С Рифкатом Михаил знаком был с детства. Правда, поначалу их отношения вряд ли подходили под определение «дружба». Будучи активным ребенком, Рифкат все свободное время проводил на улице, пытаясь среди сверстников заработать авторитет и внимание, которого напрочь лишился в родном доме, когда к его пьющей матери подселился отчим, которого тоже редко видели трезвым.
Скоро Рифкат стал главным заводилой во дворе и его все боялись. Он не только отличался высоким ростом и крепким телосложением, но и в драках проявлял завидное бесстрашие. Риф, как его звали во дворе, азартно играл в карты, гулял по всему городу и имел какие-то отношения с некоторыми криминальными авторитетами. В общем, увидел Рифа – лучше перейди на другую сторону улицы.
Заметив, как мальчонка на глазах портится, одна сердобольная соседка выхлопотала ему на все лето место в детском христианском лагере, организованном баптистами. Когда после него Риф вновь вышел во двор – это уже был другой человек. Вместо пачки сигарет он держал в руках какую-то книгу и сразу кинулся всем ее показывать. Книжкой оказалась «Детская Библия в иллюстрациях». И хотя Рифкат бросил пить, при всех разорвал три колоды своих игральных карт и все дивились таким переменам, но никто не спешил следовать его примеру.
Несколько дней он слонялся по двору с задумчивым видом, в обычные истории не ввязывался, с прежними друзьями не общался. Складывалось впечатление, что он чего-то ищет. Вскоре оказалось, что это «что-то» – на самом деле «кто-то», а точнее – Миша.
Однажды, когда Михаил возвращался из школы, его кто-то окликнул. Мальчик остановился и с удивлением увидел, как, засунув руки в джинсы, по привычке «на понтах» вальяжной походкой, но почему-то со смущенным лицом к нему подходит Рифкат. Слегка замявшись, не зная, как начать он вдруг спросил.
– Ты веришь, что Христос умер за нас?
– Д-да… – слегка оторопел подросток от неожиданного вопроса.
Михаил никогда особо не афишировал свою веру, но и не скрывал ее. По крайней мере, во дворе все знали, что их семья ходит в церковь.
– А я, знаешь, этим летом тоже принял Иисуса в свое сердце.
Дальше он рассказал, как здорово было в лагере. Там он услышал свидетельства сирот, у которых погибли родители и как в этой ситуации их утешал и помогал Бог. О Господе Рифкат этим летом узнал много нового, разучил христианские песни, стал читать Библию. Надо ли пояснять, что после этого мальчики подружились? Михаил оказался единственным человеком, с которым Риф смог разделить свои новые интересы, отчасти воссоздав атмосферу любви, царившую в лагере. А Мише, хоть он и был старшим ребенком в многодетной семье, всегда не хватало целеустремленности и харизмы, бывших у Рифката.

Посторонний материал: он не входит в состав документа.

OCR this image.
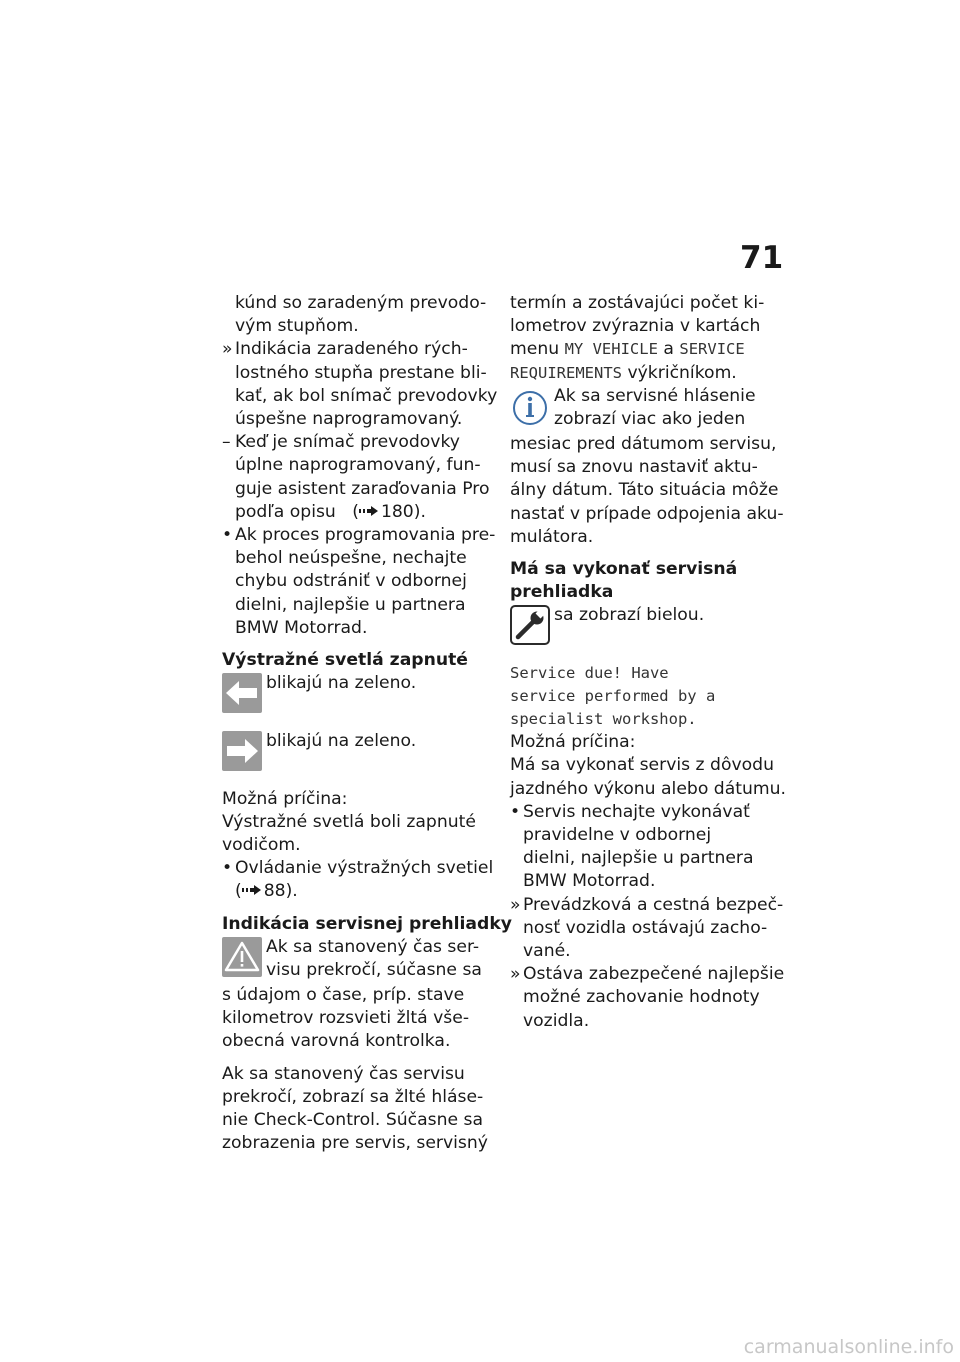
71
kúnd so zaradeným prevodo-
vým stupňom.
» Indikácia zaradeného rých-
lostného stupňa prestane bli-
kať, ak bol snímač prevodovky
úspešne naprogramovaný.
– Keď je snímač prevodovky
úplne naprogramovaný, fun-
guje asistent zaraďovania Pro
podľa opisu   ( 180).
• Ak proces programovania pre-
behol neúspešne, nechajte
chybu odstrániť v odbornej
dielni, najlepšie u partnera
BMW Motorrad.
Výstražné svetlá zapnuté
blikajú na zeleno.
blikajú na zeleno.
Možná príčina:
Výstražné svetlá boli zapnuté
vodičom.
• Ovládanie výstražných svetiel
( 88).
Indikácia servisnej prehliadky
Ak sa stanovený čas ser-
visu prekročí, súčasne sa
s údajom o čase, príp. stave
kilometrov rozsvieti žltá vše-
obecná varovná kontrolka.
Ak sa stanovený čas servisu
prekročí, zobrazí sa žlté hláse-
nie Check-Control. Súčasne sa
zobrazenia pre servis, servisný
termín a zostávajúci počet ki-
lometrov zvýraznia v kartách
menu MY VEHICLE a SERVICE
REQUIREMENTS výkričníkom.
Ak sa servisné hlásenie
zobrazí viac ako jeden
mesiac pred dátumom servisu,
musí sa znovu nastaviť aktu-
álny dátum. Táto situácia môže
nastať v prípade odpojenia aku-
mulátora.
Má sa vykonať servisná
prehliadka
sa zobrazí bielou.
Service due! Have
service performed by a
specialist workshop.
Možná príčina:
Má sa vykonať servis z dôvodu
jazdného výkonu alebo dátumu.
• Servis nechajte vykonávať
pravidelne v odbornej
dielni, najlepšie u partnera
BMW Motorrad.
» Prevádzková a cestná bezpeč-
nosť vozidla ostávajú zacho-
vané.
» Ostáva zabezpečené najlepšie
možné zachovanie hodnoty
vozidla.
carmanualsonline.info
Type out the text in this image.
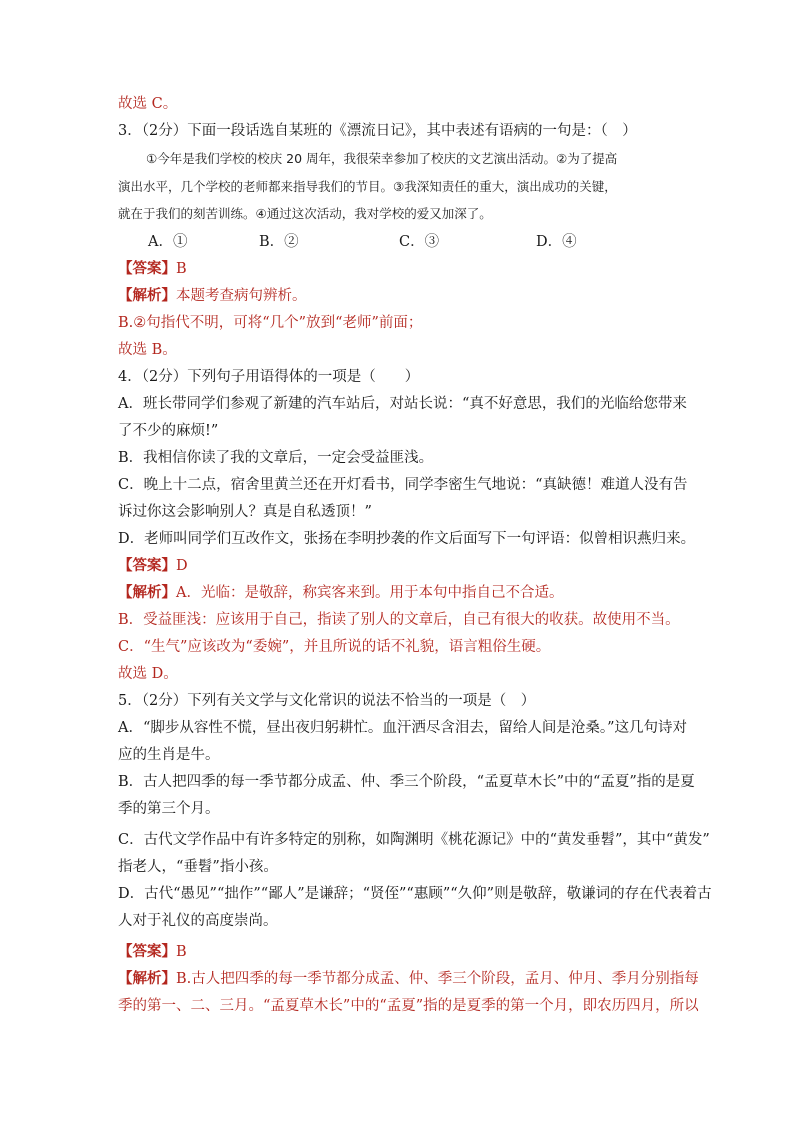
故选 C。
3．（2分）下面一段话选自某班的《漂流日记》，其中表述有语病的一句是：（　）
①今年是我们学校的校庆 20 周年，我很荣幸参加了校庆的文艺演出活动。②为了提高
演出水平，几个学校的老师都来指导我们的节目。③我深知责任的重大，演出成功的关键，
就在于我们的刻苦训练。④通过这次活动，我对学校的爱又加深了。
A．①	B．②	C．③	D．④
【答案】B
【解析】本题考查病句辨析。
B.②句指代不明，可将“几个”放到“老师”前面；
故选 B。
4．（2分）下列句子用语得体的一项是（　　）
A．班长带同学们参观了新建的汽车站后，对站长说：“真不好意思，我们的光临给您带来
了不少的麻烦!”
B．我相信你读了我的文章后，一定会受益匪浅。
C．晚上十二点，宿舍里黄兰还在开灯看书，同学李密生气地说：“真缺德！难道人没有告
诉过你这会影响别人？真是自私透顶！”
D．老师叫同学们互改作文，张扬在李明抄袭的作文后面写下一句评语：似曾相识燕归来。
【答案】D
【解析】A．光临：是敬辞，称宾客来到。用于本句中指自己不合适。
B．受益匪浅：应该用于自己，指读了别人的文章后，自己有很大的收获。故使用不当。
C．“生气”应该改为“委婉”，并且所说的话不礼貌，语言粗俗生硬。
故选 D。
5．（2分）下列有关文学与文化常识的说法不恰当的一项是（　）
A．“脚步从容性不慌，昼出夜归躬耕忙。血汗洒尽含泪去，留给人间是沧桑。”这几句诗对
应的生肖是牛。
B．古人把四季的每一季节都分成孟、仲、季三个阶段，“孟夏草木长”中的“孟夏”指的是夏
季的第三个月。
C．古代文学作品中有许多特定的别称，如陶渊明《桃花源记》中的“黄发垂髫”，其中“黄发”
指老人，“垂髫”指小孩。
D．古代“愚见”“拙作”“鄙人”是谦辞；“贤侄”“惠顾”“久仰”则是敬辞，敬谦词的存在代表着古
人对于礼仪的高度崇尚。
【答案】B
【解析】B.古人把四季的每一季节都分成孟、仲、季三个阶段，孟月、仲月、季月分别指每
季的第一、二、三月。“孟夏草木长”中的“孟夏”指的是夏季的第一个月，即农历四月，所以
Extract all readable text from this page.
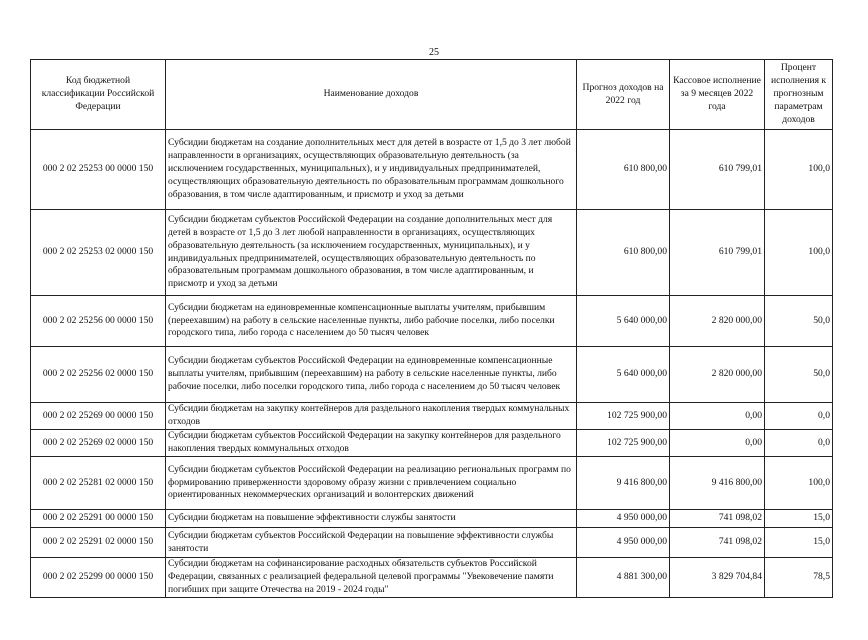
25
Код бюджетной классификации Российской Федерации	Наименование доходов	Прогноз доходов на 2022 год	Кассовое исполнение за 9 месяцев 2022 года	Процент исполнения к прогнозным параметрам доходов
000 2 02 25253 00 0000 150	Субсидии бюджетам на создание дополнительных мест для детей в возрасте от 1,5 до 3 лет любой направленности в организациях, осуществляющих образовательную деятельность (за исключением государственных, муниципальных), и у индивидуальных предпринимателей, осуществляющих образовательную деятельность по образовательным программам дошкольного образования, в том числе адаптированным, и присмотр и уход за детьми	610 800,00	610 799,01	100,0
000 2 02 25253 02 0000 150	Субсидии бюджетам субъектов Российской Федерации на создание дополнительных мест для детей в возрасте от 1,5 до 3 лет любой направленности в организациях, осуществляющих образовательную деятельность (за исключением государственных, муниципальных), и у индивидуальных предпринимателей, осуществляющих образовательную деятельность по образовательным программам дошкольного образования, в том числе адаптированным, и присмотр и уход за детьми	610 800,00	610 799,01	100,0
000 2 02 25256 00 0000 150	Субсидии бюджетам на единовременные компенсационные выплаты учителям, прибывшим (переехавшим) на работу в сельские населенные пункты, либо рабочие поселки, либо поселки городского типа, либо города с населением до 50 тысяч человек	5 640 000,00	2 820 000,00	50,0
000 2 02 25256 02 0000 150	Субсидии бюджетам субъектов Российской Федерации на единовременные компенсационные выплаты учителям, прибывшим (переехавшим) на работу в сельские населенные пункты, либо рабочие поселки, либо поселки городского типа, либо города с населением до 50 тысяч человек	5 640 000,00	2 820 000,00	50,0
000 2 02 25269 00 0000 150	Субсидии бюджетам на закупку контейнеров для раздельного накопления твердых коммунальных отходов	102 725 900,00	0,00	0,0
000 2 02 25269 02 0000 150	Субсидии бюджетам субъектов Российской Федерации на закупку контейнеров для раздельного накопления твердых коммунальных отходов	102 725 900,00	0,00	0,0
000 2 02 25281 02 0000 150	Субсидии бюджетам субъектов Российской Федерации на реализацию региональных программ по формированию приверженности здоровому образу жизни с привлечением социально ориентированных некоммерческих организаций и волонтерских движений	9 416 800,00	9 416 800,00	100,0
000 2 02 25291 00 0000 150	Субсидии бюджетам на повышение эффективности службы занятости	4 950 000,00	741 098,02	15,0
000 2 02 25291 02 0000 150	Субсидии бюджетам субъектов Российской Федерации на повышение эффективности службы занятости	4 950 000,00	741 098,02	15,0
000 2 02 25299 00 0000 150	Субсидии бюджетам на софинансирование расходных обязательств субъектов Российской Федерации, связанных с реализацией федеральной целевой программы "Увековечение памяти погибших при защите Отечества на 2019 - 2024 годы"	4 881 300,00	3 829 704,84	78,5
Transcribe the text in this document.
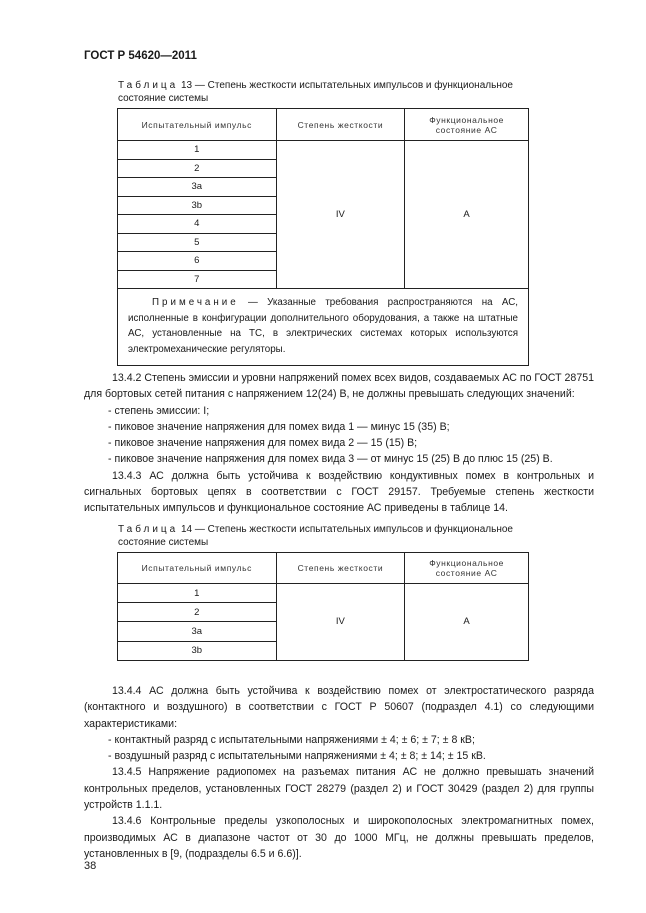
ГОСТ Р 54620—2011
Таблица 13 — Степень жесткости испытательных импульсов и функциональное состояние системы
Испытательный импульс	Степень жесткости	Функциональное состояние АС
1	IV	А
2		
3a		
3b		
4		
5		
6		
7		
Примечание — Указанные требования распространяются на АС, исполненные в конфигурации дополнительного оборудования, а также на штатные АС, установленные на ТС, в электрических системах которых используются электромеханические регуляторы.		

13.4.2 Степень эмиссии и уровни напряжений помех всех видов, создаваемых АС по ГОСТ 28751 для бортовых сетей питания с напряжением 12(24) В, не должны превышать следующих значений:

- степень эмиссии: I;

- пиковое значение напряжения для помех вида 1 — минус 15 (35) В;

- пиковое значение напряжения для помех вида 2 — 15 (15) В;

- пиковое значение напряжения для помех вида 3 — от минус 15 (25) В до плюс 15 (25) В.

13.4.3 АС должна быть устойчива к воздействию кондуктивных помех в контрольных и сигнальных бортовых цепях в соответствии с ГОСТ 29157. Требуемые степень жесткости испытательных импульсов и функциональное состояние АС приведены в таблице 14.

Таблица 14 — Степень жесткости испытательных импульсов и функциональное состояние системы
Испытательный импульс	Степень жесткости	Функциональное состояние АС
1	IV	А
2		
3a		
3b		

13.4.4 АС должна быть устойчива к воздействию помех от электростатического разряда (контактного и воздушного) в соответствии с ГОСТ Р 50607 (подраздел 4.1) со следующими характеристиками:

- контактный разряд с испытательными напряжениями ± 4; ± 6; ± 7; ± 8 кВ;

- воздушный разряд с испытательными напряжениями ± 4; ± 8; ± 14; ± 15 кВ.

13.4.5 Напряжение радиопомех на разъемах питания АС не должно превышать значений контрольных пределов, установленных ГОСТ 28279 (раздел 2) и ГОСТ 30429 (раздел 2) для группы устройств 1.1.1.

13.4.6 Контрольные пределы узкополосных и широкополосных электромагнитных помех, производимых АС в диапазоне частот от 30 до 1000 МГц, не должны превышать пределов, установленных в [9, (подразделы 6.5 и 6.6)].

38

Год они провели как «не разлей вода». Из «Детской Библии» мальчики читали истории о Давиде и Голиафе, об Иисусе и Апостолах. Вечерами, сидя на детской карусели, они во всю мощь горланили песни, разученные Рифкатом в лагере с часто повторяющимся словом «Аллилуйя». Миша все время приглашал друга в церковь. И однажды тот действительно пришел. Но непривычно величественная обстановка, непонятные слова напугали его (хотя он всеми силами бодрился, стараясь не показать свою растерянность). Когда же, наконец, услышав знакомое слово «Аллилуйя», Рифкат радостно во все горло стал подпевать хору, со всех сторон послышалось шиканье прихожан. Не дождавшись окончания богослужения, он ушел и больше ни под каким видом не соглашался туда возвращаться. А потом мать Рифа развелась с его отчимом и переехала с сыном к новому мужу в другой город.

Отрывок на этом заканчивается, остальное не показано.